Here’s your first look at NFL free agent Jeremiah Trotter as escaped slave Big Ben Jones, and Keith David as Frederick Douglass, in writer/director Thomas K. Phillips’ upcoming indie feature film, The North Star, which we first alerted you to last month.
A quick recap… the film is based on true events, and tells the story of Big Ben Jones, a slave who makes a daring escape from a Virginia plantation to Buckingham, PA in 1848, and gets helped by local Quakers.
In addition to Trotter and David, the film’s cast includes Clifton Powell, Michael Rapaport, Lynn Whitfield, Michael Jai White, April Woodall, Jermaine Jones, and Alana Lee.
It’s not yet public what characters each of these other actors are playing in the film. I wonder who’s playing Harriet Tubman (she’s on the character list).
Director of Photography is Keiko Nakahara (honored as one of the outstanding up-and-coming cinematographers by the president of The American Society of Cinematographers).
Filming is taking place right now, on location all throughout Bucks County, PA.
Images below of Trotter as Big Ben Jones (posing with Clifton Powell), and David as Frederick Douglass (underneath the photos you’ll find a much longer synopsis for the film, which tells much of the story, if you don’t care about spoilers):
In the American South of the 1840’s the forced servitude of blacks was a way of life.
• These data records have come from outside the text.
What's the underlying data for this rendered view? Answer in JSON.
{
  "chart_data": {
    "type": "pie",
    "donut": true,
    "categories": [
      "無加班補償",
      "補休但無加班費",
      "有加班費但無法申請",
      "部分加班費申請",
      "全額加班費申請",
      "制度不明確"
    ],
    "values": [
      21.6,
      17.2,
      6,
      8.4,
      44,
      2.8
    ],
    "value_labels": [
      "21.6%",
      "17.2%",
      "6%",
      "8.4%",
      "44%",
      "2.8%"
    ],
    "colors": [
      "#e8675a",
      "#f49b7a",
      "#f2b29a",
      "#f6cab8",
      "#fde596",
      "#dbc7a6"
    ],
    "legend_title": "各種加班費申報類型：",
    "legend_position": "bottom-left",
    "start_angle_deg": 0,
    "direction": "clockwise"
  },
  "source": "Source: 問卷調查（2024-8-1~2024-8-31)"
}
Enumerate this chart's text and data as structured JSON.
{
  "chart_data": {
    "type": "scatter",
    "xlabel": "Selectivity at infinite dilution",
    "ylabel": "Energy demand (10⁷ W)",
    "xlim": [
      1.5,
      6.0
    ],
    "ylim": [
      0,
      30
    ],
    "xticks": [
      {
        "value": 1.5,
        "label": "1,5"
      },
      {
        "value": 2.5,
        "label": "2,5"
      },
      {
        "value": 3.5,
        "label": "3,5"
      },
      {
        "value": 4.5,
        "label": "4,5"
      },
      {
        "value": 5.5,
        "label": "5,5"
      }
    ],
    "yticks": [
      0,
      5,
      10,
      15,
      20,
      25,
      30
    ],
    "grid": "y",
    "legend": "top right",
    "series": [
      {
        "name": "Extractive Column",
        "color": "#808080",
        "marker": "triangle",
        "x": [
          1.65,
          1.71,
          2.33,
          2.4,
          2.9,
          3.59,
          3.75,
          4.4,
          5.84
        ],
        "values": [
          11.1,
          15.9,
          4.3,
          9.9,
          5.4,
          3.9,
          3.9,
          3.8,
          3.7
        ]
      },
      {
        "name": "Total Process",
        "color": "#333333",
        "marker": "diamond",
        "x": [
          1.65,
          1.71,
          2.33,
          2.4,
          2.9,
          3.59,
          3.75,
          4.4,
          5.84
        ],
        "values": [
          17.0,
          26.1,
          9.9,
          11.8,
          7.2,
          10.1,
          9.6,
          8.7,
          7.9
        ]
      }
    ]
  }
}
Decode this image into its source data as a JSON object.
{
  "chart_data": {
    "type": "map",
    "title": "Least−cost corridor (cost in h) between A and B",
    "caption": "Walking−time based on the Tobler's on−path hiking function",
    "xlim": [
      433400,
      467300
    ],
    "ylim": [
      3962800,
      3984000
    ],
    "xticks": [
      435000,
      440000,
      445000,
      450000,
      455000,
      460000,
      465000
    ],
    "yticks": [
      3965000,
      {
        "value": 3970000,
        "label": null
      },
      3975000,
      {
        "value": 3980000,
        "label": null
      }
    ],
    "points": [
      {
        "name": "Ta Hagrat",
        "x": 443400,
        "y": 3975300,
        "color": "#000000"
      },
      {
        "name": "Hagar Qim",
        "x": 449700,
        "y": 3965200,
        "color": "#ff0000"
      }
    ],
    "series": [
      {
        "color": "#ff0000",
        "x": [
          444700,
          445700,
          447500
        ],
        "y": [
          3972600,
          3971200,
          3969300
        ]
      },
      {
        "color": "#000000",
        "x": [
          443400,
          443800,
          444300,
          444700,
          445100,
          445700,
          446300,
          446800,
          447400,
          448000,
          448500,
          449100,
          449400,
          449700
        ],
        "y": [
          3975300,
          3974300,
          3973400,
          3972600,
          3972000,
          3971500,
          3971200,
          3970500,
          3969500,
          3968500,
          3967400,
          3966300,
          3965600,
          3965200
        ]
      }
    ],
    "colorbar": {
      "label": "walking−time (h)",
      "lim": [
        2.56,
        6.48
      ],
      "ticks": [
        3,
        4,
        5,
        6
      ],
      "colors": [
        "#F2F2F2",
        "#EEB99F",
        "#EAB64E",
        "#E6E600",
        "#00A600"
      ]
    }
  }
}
Brutality enabled this institution to flourish and any slave caught attempting to secure their liberty through escape faced the cruelest retribution.
In late August of 1848, two courageous men took this step so fraught with peril and ran away from their master’s plantation in Virginia.
BENJAMIN “BIG BEN” JONES and MOSES HOPKINS, armed with little more than instructions to follow the North Star, would brave cold, hunger and bloodthirsty pursuers in their flight to freedom. In their darkest hour, they would be befriended by a southern white religious family whose sacrifice on their behalf changed the two forever.
Fortune eventually guided the pair to the comparative safety of BUCKINGHAM, Pennsylvania where they felt so comfortable that they almost immediately resolved to make it their home. Before the sun had set on their first day in Buckingham however, happenstance thrust Big Ben and Moses into an emergency meeting of Underground Railroad workers at the MT. GILEAD CHURCH.
At this meeting Big Ben makes a fateful decision to assist the radical-leaning Quaker JOSHUA FELL in the dangerous rescue of a pregnant escaped slave. From this point on, Big Ben became aligned with the militant abolitionist faction that prevailed locally while Moses adopted a more passive, nonviolent role for the cause.
When not off on an adventure with potentially grave consequences, Ben managed to cultivate the acquaintance of a fellow escaped slave, Sarah, and soon the two fell in love.
Under the uniquely trying circumstances of their situation, all seemed to be going well for Ben, Moses and the residents of Buckingham. Ben even gets the opportunity to encounter leaders in the abolitionist movement when he meets HARRIET TUBMAN and WILLIAM STILL, and later witnesses, along with a sizeable contingent from the Mt. Gilead Church, a speech by FREDERICK DOUGLASS.
When it appears that a comfortable sense of normalcy has finally arrived for Ben in his new life, treachery from an unexpected source strike remorselessly. He is confronted with an escaped slaves’ greatest fear, and this encounter, along with the reaction of his fellow towns people, provides a most poignant moment at the conclusion of this chronicle.
This is a story that shows humanity at its best and at its worst during the time of slavery in America.